“My poor Jessie,” he began, but her low, sweet laugh stopped him.
“Not poor! Never poor again, Robert!” she cried. “God is very good to us. At the very darkest hour He has shown us the dawn. Robert, we are rich!”
“Great goodness, Jessie! What do you mean? Exclaimed Mr. Sherwood, stumbling to his feet at last.
“It's true! It's true, Papa Sherwood!” Nan cried, clapping her hands. “Don't you call ten thousand dollars riches?”
“Ten, thousand, dollars?” murmured her father. He put his hand to his head and looked confusedly about for a seat, into which he weakly dropped. Nan had picked up the letter and now she dramatically thrust it into his hand.
“Read that, Papa Sherwood!” she said commandingly.
He read the communication from the Scotch attorney, first with immense surprise, then with profound doubt. Who but a young imaginative girl, like Nan, or a woman with unbounded faith in the miracles of God, like her mother, could accept such a perfectly wonderful thing as being real?

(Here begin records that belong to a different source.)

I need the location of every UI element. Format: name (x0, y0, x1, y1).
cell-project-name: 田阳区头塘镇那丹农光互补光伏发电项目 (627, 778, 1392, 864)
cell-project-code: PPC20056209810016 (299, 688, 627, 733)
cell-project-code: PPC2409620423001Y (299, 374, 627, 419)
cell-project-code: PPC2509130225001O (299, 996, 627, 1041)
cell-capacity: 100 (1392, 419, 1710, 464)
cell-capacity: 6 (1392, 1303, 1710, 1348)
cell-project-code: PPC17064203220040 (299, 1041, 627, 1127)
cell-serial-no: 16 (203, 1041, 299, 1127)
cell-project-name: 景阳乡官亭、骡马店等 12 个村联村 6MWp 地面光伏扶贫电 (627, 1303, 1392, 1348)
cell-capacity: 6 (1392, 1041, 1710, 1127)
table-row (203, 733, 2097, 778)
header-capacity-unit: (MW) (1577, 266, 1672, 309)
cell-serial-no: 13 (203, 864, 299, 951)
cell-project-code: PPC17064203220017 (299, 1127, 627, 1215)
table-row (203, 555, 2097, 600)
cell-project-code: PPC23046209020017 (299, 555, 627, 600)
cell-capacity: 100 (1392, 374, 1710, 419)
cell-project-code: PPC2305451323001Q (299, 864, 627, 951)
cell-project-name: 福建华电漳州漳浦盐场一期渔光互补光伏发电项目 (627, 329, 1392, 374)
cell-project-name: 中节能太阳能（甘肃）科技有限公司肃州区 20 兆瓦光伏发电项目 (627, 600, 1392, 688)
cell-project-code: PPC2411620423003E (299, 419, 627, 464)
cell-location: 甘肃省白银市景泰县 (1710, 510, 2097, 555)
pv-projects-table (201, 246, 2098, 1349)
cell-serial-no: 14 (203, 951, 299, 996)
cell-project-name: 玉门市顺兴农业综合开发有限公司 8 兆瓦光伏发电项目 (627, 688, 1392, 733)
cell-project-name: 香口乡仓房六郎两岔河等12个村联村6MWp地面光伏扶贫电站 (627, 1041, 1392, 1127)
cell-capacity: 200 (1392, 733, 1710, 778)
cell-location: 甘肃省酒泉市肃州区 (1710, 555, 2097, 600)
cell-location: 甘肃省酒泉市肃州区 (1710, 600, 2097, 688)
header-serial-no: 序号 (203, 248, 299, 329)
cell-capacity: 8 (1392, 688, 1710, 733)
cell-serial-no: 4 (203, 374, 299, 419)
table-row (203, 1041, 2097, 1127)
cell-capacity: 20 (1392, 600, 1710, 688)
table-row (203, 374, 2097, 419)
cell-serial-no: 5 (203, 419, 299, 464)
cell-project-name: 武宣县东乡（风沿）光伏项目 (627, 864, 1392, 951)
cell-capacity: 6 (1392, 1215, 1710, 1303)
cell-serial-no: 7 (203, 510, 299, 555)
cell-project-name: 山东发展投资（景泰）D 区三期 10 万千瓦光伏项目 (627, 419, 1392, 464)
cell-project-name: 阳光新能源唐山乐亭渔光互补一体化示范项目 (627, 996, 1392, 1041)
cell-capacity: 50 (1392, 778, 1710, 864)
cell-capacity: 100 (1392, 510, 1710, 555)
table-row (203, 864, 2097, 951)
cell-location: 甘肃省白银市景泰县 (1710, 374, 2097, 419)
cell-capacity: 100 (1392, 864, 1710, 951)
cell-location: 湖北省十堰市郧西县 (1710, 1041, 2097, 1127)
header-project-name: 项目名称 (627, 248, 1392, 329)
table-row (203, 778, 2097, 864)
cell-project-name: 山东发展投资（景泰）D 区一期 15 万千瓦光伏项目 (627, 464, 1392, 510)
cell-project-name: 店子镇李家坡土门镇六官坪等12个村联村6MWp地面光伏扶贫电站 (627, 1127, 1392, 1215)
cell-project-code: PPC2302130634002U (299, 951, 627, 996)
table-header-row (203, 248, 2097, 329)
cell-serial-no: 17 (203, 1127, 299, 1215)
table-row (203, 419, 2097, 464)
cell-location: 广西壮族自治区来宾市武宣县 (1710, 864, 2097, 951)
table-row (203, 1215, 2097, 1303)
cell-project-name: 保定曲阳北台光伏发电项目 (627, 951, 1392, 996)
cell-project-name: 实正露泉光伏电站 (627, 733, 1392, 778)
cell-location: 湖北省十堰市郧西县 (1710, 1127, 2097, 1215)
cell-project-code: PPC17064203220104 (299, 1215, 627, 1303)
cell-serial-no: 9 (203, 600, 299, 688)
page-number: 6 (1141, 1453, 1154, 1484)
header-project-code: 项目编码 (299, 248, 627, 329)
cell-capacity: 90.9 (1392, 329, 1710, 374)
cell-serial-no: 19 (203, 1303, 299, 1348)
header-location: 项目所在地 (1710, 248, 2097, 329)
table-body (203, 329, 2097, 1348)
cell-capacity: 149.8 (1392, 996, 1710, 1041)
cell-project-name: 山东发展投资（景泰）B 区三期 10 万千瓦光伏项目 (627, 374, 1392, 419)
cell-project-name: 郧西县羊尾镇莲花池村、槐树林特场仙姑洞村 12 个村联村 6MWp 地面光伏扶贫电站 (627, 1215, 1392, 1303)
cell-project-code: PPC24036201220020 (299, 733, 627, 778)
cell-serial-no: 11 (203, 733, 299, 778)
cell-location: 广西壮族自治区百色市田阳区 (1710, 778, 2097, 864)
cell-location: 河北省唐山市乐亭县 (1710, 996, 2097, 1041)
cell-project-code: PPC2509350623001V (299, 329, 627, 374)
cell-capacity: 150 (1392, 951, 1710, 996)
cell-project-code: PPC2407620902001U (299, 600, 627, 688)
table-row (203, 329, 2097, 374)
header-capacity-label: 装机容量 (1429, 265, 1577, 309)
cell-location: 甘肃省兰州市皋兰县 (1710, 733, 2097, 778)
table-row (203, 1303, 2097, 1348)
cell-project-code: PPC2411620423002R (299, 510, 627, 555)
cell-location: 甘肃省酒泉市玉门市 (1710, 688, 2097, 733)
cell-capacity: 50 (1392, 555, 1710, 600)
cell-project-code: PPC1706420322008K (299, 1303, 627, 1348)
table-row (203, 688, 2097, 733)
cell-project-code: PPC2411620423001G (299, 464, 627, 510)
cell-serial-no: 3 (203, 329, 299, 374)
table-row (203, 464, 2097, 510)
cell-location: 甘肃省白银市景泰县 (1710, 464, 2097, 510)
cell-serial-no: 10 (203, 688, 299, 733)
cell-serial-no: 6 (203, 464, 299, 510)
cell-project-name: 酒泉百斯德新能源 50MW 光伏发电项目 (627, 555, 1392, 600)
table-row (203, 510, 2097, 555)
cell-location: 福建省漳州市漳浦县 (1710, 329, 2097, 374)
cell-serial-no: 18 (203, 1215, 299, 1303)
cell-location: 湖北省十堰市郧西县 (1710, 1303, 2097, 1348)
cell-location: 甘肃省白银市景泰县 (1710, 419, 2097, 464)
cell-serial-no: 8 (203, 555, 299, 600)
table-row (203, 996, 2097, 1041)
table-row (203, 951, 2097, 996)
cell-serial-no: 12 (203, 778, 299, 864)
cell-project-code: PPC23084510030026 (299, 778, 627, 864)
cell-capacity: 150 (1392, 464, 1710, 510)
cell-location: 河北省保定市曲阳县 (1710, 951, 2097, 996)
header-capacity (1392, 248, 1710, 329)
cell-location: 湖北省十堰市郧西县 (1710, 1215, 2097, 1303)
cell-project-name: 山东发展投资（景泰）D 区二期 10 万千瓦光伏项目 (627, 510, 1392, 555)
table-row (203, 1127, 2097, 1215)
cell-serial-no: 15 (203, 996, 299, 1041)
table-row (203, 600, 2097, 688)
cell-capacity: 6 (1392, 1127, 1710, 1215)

“A hoax,” thought the man who had worked so hard all his life without the least expectation of ever seeing a penny that he did not earn himself. “Can it be that any of those heedless relatives of my wife's in Memphis have attempted a practical joke at this time?”
He motioned for Nan to bring him the envelope, too. This he examined closely, and then read the communication again. It looked all regular. The stationery, the postmark, the date upon it, all seemed perfectly in accord.
Mrs. Sherwood's gay little laugh shattered the train of her husband's thought. “I know what the matter is with you, Papa Sherwood,” she said. “You think it must be a practical joke.”